La couleur au cinéma est presque aussi ancienne que le septième art ! Dès 1895, le court métrage Annabelle Serpentine Dance est déjà colorisé à la main. En 1917, un procédé révolutionnaire appelé Technicolor va bouleverser la production cinématographique. Le Magicien d’Oz, Autant en emporte le vent, Les Aventures de Robin des Bois ou encore Blanche-Neige et les sept nains : de grands succès ont recours à ce procédé au cours des années 30 et 40. Avec le Technicolor trichrome, il devient possible de capturer trois couleurs sur trois bandes de pellicule différentes, puis de les superposer sur une même bande pour additionner les couleurs.

 

Présenté lors de la seconde édition du Festival, en 1947, Ziegfeld Follies de Vincente Minnelli a recours à ce type de colorisation.

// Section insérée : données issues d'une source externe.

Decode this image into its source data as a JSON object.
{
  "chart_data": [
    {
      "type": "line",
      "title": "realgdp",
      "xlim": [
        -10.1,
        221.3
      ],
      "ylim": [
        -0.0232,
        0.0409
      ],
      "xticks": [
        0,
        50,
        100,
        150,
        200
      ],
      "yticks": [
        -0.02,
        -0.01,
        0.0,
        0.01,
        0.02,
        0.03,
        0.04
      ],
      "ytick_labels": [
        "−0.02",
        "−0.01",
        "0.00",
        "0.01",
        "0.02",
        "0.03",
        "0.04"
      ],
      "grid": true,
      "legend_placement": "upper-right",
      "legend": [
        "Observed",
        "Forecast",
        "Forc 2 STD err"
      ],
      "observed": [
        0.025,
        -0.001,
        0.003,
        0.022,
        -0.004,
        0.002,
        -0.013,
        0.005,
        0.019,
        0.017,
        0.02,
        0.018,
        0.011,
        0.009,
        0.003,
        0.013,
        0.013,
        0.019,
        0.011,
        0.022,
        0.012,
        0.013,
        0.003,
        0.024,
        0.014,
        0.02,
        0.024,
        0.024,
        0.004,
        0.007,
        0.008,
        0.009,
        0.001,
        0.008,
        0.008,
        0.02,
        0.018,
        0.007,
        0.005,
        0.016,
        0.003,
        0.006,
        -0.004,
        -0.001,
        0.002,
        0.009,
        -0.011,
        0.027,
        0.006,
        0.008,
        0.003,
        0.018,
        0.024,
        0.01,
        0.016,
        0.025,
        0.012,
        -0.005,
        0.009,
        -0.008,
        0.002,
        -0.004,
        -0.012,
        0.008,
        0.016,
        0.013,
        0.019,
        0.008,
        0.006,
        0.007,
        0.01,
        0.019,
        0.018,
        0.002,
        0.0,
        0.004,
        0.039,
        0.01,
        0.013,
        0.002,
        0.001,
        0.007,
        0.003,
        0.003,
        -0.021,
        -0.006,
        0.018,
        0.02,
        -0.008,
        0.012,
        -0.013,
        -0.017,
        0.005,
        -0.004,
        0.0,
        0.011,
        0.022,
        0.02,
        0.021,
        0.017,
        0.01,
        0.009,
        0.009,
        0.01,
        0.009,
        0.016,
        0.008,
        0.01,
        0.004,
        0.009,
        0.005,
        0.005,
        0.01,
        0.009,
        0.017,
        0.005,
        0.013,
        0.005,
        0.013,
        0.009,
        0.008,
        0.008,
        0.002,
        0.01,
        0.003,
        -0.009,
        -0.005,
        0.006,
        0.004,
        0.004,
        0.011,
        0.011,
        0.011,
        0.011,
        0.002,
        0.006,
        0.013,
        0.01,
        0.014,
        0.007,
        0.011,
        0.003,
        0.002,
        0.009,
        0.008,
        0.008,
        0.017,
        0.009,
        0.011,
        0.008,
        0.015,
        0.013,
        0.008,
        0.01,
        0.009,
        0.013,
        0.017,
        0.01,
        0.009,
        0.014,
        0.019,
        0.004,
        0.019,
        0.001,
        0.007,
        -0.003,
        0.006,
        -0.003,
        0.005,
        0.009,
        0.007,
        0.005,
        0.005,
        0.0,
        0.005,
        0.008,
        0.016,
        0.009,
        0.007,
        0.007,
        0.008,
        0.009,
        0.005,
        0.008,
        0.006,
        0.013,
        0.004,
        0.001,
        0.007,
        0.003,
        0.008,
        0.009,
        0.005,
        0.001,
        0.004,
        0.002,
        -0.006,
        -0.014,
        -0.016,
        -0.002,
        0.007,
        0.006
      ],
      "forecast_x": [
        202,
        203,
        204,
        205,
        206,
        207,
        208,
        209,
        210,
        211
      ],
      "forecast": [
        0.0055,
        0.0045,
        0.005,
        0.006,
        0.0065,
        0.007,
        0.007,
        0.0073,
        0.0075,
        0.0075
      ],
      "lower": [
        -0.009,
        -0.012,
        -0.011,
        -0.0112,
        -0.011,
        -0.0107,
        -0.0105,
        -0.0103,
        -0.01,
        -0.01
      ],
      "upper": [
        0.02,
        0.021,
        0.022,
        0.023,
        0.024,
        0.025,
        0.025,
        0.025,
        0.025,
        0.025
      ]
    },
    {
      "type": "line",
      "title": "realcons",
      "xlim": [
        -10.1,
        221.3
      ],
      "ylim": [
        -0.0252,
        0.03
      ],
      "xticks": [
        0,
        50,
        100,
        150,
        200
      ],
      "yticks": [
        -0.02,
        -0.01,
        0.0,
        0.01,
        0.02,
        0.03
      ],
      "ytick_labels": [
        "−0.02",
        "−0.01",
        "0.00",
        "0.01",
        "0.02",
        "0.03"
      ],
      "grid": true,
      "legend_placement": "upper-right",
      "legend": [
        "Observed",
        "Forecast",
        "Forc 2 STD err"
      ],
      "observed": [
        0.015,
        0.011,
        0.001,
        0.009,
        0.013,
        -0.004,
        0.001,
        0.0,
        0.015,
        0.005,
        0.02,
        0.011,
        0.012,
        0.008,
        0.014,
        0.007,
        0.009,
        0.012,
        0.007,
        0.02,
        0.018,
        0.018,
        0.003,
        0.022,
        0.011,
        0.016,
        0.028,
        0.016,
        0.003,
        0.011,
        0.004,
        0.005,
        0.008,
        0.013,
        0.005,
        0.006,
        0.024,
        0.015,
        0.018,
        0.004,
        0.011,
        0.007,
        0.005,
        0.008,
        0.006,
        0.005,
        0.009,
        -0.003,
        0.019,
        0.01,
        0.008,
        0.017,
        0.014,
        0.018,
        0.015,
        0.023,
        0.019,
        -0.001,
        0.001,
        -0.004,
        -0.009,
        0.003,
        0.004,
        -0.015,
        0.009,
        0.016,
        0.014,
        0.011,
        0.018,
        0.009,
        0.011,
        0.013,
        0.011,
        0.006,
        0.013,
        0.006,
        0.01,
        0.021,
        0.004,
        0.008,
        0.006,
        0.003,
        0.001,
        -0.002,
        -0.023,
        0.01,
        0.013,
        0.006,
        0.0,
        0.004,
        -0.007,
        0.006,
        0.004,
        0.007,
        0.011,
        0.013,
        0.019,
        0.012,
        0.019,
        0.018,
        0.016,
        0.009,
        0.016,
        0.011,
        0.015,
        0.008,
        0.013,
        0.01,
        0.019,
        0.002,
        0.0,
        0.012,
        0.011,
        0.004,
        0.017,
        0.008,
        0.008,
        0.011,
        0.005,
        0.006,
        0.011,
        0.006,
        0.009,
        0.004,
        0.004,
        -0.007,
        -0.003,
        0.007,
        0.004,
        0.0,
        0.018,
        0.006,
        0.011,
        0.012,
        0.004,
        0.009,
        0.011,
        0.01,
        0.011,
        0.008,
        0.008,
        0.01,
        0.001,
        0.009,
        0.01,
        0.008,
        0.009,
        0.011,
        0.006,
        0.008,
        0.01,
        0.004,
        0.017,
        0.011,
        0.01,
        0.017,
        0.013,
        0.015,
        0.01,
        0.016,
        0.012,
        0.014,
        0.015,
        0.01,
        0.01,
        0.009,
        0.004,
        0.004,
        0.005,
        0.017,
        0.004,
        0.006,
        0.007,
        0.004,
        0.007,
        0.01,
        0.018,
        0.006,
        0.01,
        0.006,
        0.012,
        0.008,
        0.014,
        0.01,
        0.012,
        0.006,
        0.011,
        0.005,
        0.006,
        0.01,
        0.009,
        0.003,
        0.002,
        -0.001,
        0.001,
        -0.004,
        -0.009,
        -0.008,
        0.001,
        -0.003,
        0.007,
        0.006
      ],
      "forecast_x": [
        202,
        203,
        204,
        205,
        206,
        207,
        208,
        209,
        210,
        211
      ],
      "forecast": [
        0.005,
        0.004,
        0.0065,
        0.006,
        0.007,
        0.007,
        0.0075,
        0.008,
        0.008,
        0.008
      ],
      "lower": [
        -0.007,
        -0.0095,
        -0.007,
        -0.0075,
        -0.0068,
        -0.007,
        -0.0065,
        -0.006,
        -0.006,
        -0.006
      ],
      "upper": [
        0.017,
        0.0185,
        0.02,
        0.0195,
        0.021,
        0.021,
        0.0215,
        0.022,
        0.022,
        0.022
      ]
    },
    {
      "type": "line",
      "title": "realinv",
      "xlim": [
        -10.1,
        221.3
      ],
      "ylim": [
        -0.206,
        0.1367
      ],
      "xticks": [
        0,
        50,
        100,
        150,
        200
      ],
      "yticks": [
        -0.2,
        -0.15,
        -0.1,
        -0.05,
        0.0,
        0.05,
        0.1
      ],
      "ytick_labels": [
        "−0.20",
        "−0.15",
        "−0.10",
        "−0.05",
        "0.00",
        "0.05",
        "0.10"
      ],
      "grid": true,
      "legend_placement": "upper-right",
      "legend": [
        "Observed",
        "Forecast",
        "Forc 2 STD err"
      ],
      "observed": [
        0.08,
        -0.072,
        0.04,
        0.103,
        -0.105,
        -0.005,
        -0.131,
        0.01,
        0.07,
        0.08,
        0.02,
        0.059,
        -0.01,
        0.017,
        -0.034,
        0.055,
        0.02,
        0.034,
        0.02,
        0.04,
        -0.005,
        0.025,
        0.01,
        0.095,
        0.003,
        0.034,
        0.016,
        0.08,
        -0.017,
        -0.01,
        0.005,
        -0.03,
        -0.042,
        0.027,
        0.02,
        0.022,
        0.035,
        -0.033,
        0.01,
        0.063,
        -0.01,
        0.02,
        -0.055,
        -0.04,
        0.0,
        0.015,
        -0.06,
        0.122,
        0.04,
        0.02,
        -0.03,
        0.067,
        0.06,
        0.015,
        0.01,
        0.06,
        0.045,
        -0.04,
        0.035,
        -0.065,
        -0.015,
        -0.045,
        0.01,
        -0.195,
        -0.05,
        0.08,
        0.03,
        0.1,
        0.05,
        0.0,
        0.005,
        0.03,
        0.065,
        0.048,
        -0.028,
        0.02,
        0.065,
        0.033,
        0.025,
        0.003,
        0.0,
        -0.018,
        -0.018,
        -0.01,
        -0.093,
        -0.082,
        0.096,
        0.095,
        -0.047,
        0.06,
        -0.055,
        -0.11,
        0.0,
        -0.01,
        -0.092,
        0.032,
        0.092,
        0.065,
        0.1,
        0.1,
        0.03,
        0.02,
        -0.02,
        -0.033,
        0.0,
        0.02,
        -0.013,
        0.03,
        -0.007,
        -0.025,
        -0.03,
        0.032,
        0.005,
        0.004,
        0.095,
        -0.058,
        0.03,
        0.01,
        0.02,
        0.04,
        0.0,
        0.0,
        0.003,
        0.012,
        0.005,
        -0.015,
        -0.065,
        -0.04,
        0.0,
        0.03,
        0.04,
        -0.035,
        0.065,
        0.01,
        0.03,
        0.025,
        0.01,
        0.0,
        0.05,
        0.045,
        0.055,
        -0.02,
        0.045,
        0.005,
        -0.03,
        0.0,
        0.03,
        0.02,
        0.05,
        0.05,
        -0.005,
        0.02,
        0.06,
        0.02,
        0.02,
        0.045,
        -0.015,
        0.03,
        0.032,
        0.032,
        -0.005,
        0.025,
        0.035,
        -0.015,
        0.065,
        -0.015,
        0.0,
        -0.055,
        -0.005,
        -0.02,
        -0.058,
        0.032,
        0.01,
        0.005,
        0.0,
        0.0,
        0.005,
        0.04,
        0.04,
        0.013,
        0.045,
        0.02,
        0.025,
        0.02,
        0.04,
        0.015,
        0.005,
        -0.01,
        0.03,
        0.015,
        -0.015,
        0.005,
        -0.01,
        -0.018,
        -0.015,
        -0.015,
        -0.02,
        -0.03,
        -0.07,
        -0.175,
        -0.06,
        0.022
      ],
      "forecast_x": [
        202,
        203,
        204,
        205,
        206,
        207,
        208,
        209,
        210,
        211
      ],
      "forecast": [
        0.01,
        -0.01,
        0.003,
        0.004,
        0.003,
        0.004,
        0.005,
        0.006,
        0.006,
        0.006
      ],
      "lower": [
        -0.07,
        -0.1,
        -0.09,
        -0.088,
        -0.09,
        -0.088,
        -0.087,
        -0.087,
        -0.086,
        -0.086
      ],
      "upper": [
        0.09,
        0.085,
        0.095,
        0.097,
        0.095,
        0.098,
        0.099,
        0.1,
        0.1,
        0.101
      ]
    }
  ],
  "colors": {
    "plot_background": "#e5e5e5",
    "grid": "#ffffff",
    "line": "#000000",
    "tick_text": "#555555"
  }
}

Sacré Grand Prix – Comédies musicales, le film met en scène Florenz Ziegfeld, célèbre producteur de Broadway, rêvant de monter son dernier music-hall. Pour les amateurs de comédie musicale, c’est l’unique occasion de croiser Fred Astaire et Gene Kelly ensemble au grand écran.

 

Introduit dans les années 50, l’Eastmancolor va progressivement prendre le pas sur le Technicolor. Plus simple d’utilisation et moins onéreux, ce procédé utilise un film unique multicouche : chaque bande de film est sensible à une couleur primaire différente. Jigoku-Mon (La Porte de l’enfer), du réalisateur japonais Teinosuke Kinugasa, est le premier film sacré à Cannes à l’avoir exploité. Pour Jean Cocteau, président du Jury de l’édition 1954, le film possède “les plus belles couleurs du monde”.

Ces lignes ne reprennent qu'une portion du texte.